Though not made in the US, RIFIFI is possibly the greatest byproduct of the Hollywood blacklist. Exiled to France, American director Jules Dassin landed his first film in five years (after a string of gritty late 1940s noirs) when Jean-Pierre Melville gave him the script for the film. The plot is classically Melville: an old crook... honor among thieves... one last score... etc., etc. In many ways Dassin likely empathized with the main character of RIFIFI: an aging professional, suddenly irrelevant and in surroundings he can't control, with a crew he does not know, just hoping he can still pull it off. Today the film is most famous for the riveting heist sequence, a gorgeous and tense half-hour spent breaking into a jewelry store in total silence, the hushed robbers agonizing over the slightest sounds they make. Complications arise (don't they always?) and our man finds himself embroiled in the underworld intrigues of nightclub owners, junkies, and the woman he loved before he went to prison. Will he make it to the end? There is a likely apocryphal story surrounding RIFIFI, from Jules Dassin's screening of the first cut for critic André Bazin. When the lights came up in the theater, Bazin supposedly said to Dassin: "Hitchcock makes the same film over and over, and he is Hitchcock. Keep making this film, Jules, and you'll be Dassin." (1955, 122 min, Digital Projection) [Liam Neff]

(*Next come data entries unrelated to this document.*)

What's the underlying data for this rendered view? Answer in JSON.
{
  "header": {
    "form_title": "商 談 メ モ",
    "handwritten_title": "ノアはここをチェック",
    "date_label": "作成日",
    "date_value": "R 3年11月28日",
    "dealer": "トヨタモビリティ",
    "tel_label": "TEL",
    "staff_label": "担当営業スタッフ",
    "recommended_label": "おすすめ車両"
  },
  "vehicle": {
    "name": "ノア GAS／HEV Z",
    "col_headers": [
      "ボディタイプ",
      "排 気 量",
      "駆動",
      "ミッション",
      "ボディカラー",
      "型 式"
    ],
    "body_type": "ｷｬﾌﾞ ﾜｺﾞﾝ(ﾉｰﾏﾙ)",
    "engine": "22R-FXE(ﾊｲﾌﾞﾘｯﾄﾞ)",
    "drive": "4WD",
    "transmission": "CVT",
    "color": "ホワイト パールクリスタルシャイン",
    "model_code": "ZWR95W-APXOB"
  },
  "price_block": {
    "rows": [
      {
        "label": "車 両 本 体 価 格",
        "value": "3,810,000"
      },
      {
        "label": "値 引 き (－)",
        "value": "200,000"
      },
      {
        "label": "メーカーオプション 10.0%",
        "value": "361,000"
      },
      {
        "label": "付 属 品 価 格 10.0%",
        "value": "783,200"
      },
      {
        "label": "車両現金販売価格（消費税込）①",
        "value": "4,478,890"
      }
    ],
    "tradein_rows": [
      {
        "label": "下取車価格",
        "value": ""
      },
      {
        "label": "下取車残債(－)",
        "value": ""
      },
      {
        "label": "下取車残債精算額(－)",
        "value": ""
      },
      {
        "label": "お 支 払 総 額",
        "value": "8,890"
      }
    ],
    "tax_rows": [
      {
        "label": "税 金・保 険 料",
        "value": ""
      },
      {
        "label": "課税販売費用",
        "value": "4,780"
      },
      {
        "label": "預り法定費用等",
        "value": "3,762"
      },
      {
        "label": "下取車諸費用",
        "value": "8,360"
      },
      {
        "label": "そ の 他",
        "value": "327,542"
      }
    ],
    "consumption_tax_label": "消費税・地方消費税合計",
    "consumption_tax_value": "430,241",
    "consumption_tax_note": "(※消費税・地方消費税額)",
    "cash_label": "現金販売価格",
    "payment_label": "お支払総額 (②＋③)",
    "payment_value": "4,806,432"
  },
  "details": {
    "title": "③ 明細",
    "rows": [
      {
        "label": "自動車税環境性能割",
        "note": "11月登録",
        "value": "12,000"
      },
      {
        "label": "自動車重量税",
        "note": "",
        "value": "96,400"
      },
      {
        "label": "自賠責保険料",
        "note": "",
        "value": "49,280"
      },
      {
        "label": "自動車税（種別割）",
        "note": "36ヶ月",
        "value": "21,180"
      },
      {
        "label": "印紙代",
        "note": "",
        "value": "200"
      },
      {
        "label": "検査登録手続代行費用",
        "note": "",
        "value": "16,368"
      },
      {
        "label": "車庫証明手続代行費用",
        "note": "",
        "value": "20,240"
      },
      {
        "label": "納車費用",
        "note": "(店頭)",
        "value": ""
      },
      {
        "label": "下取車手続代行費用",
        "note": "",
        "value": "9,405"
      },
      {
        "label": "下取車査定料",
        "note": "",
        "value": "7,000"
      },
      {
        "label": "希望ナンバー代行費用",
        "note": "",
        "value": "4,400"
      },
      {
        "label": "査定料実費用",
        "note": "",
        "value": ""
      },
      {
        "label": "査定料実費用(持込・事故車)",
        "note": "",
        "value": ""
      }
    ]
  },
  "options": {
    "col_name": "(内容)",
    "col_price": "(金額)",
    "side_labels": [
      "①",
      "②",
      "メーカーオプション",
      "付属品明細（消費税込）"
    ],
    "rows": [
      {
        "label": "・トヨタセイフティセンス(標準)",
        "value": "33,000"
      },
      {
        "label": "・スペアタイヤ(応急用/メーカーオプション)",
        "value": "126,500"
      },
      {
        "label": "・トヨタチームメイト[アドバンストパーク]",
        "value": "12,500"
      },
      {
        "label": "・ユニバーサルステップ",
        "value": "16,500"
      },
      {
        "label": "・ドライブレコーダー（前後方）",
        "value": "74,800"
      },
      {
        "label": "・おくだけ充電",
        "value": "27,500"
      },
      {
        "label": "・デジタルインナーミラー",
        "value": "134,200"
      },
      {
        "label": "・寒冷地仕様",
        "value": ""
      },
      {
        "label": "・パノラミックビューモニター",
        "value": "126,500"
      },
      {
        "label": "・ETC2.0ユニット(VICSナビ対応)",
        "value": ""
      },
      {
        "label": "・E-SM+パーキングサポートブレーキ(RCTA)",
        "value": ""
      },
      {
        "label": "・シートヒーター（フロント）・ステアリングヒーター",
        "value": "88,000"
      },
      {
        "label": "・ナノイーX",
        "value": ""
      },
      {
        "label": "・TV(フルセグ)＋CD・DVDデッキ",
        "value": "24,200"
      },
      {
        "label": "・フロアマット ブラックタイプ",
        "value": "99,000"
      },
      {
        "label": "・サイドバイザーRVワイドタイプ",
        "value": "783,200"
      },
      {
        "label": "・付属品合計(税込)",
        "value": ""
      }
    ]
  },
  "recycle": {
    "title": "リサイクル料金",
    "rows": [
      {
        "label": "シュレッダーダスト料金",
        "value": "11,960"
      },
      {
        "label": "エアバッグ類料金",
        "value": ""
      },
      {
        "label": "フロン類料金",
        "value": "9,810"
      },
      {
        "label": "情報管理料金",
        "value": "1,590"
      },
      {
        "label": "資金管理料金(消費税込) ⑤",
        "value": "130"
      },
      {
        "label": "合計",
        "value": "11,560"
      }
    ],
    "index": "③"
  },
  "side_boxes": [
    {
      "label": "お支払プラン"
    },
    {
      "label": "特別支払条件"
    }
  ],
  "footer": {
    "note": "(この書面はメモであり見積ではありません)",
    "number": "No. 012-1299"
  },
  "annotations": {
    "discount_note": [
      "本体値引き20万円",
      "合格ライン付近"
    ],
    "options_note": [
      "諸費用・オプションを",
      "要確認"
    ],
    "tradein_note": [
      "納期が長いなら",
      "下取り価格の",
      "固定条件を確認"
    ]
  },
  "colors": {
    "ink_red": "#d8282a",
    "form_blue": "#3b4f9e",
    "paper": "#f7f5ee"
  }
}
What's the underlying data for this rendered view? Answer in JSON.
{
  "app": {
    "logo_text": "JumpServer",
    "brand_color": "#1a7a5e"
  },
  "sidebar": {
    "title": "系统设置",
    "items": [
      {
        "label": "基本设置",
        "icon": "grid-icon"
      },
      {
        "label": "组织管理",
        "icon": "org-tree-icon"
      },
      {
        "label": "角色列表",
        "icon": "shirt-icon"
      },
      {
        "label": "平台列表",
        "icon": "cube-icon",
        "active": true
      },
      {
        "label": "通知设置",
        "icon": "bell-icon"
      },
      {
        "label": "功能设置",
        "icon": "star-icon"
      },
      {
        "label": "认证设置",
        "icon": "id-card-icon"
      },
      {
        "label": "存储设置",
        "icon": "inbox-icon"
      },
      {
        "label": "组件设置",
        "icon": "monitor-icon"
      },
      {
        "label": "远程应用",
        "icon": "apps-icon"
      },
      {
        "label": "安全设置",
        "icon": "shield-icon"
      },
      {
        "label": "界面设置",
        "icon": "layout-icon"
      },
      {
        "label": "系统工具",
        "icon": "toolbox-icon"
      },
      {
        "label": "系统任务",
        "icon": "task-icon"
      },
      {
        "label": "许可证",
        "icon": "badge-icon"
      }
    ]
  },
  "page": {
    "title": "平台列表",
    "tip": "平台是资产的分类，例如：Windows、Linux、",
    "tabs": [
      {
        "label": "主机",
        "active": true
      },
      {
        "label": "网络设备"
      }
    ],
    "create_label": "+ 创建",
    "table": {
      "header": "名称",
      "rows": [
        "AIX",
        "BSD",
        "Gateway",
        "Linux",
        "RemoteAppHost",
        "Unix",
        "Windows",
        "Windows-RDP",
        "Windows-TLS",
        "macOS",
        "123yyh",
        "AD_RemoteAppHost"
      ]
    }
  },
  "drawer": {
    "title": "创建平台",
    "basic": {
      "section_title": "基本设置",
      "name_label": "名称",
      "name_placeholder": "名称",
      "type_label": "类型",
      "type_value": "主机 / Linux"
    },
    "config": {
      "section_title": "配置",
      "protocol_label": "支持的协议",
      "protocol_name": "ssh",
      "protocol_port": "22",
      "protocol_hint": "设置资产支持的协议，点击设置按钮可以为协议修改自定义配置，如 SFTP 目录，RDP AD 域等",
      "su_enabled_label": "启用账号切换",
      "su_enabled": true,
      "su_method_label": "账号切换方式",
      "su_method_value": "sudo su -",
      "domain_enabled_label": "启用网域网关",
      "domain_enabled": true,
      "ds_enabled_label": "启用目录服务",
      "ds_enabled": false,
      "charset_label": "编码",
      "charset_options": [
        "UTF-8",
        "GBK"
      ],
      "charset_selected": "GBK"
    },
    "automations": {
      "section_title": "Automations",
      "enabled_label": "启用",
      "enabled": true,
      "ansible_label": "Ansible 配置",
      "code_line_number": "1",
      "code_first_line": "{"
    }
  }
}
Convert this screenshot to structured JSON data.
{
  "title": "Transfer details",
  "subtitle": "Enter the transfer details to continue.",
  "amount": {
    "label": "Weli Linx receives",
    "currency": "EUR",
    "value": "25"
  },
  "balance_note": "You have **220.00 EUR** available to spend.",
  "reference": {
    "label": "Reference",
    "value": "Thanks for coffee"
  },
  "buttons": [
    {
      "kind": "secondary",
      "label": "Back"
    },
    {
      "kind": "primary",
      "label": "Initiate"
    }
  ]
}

Kelly Reichardt’s FIRST COW (US)
Block Cinema (Northwestern University) — Saturday, 1pm (Free Admission)
Kelly Reichardt’s FIRST COW begins with a poignant quote from William Blake: “The bird a nest, the spider a web, man friendship.” Based on a novel by Reichardt’s frequent writing collaborator, Jonathan Raymond, FIRST COW is a gorgeously crafted masterpiece about the importance of friendship to the human condition. In early 19th century Oregon Country, Otis “Cookie” Figowitz (John Magaro), a survivalist and chef, meets King-Lu (Orion Lee), a Chinese immigrant on the run; they begin to reside together at King-Lu’s shack on the outskirts of a settlement. Conversations about Cookie’s baking leads them to steal milk from the region’s first cow, owned by a wealthy Englishman (Toby Jones). The biscuits they make with the milk become quite popular at the local market, gaining them a bit of cash, but their growing reliance on–and fondness for–the cow ends in tragedy. It’s an unassuming story but meticulously told and with beautifully achieved, overarching themes. Stunning cinematography of nature and heartbreaking performances drive the film; Magaro and Lee are both excellent, especially in scenes that feature Cookie and King-Lu’s thoughtful conversations about their pasts and ambitions. Likewise, even characters that only appear for a scene feel completely realized. At times exceedingly slow paced, FIRST COW is itself about time, both its passage and what remains when we’re gone. Widely released around the beginning of the COVID-19 pandemic, it’s difficult not to feel particularly moved by a story of two people supporting each other with such kindness when they need it most. It’s also an interesting commentary on U.S. history, quietly yet firmly critiquing American ideals of ownership, capitalism, and manifest destiny; like many of Reichardt’s films, it’s a sweet, small tale with profound implications. (Notably, FIRST COW was consistently the highest ranked film amongst Cine-File contributors’ best of 2020 lists.) (2020, 122 min, DCP Digital) [Megan Fariello]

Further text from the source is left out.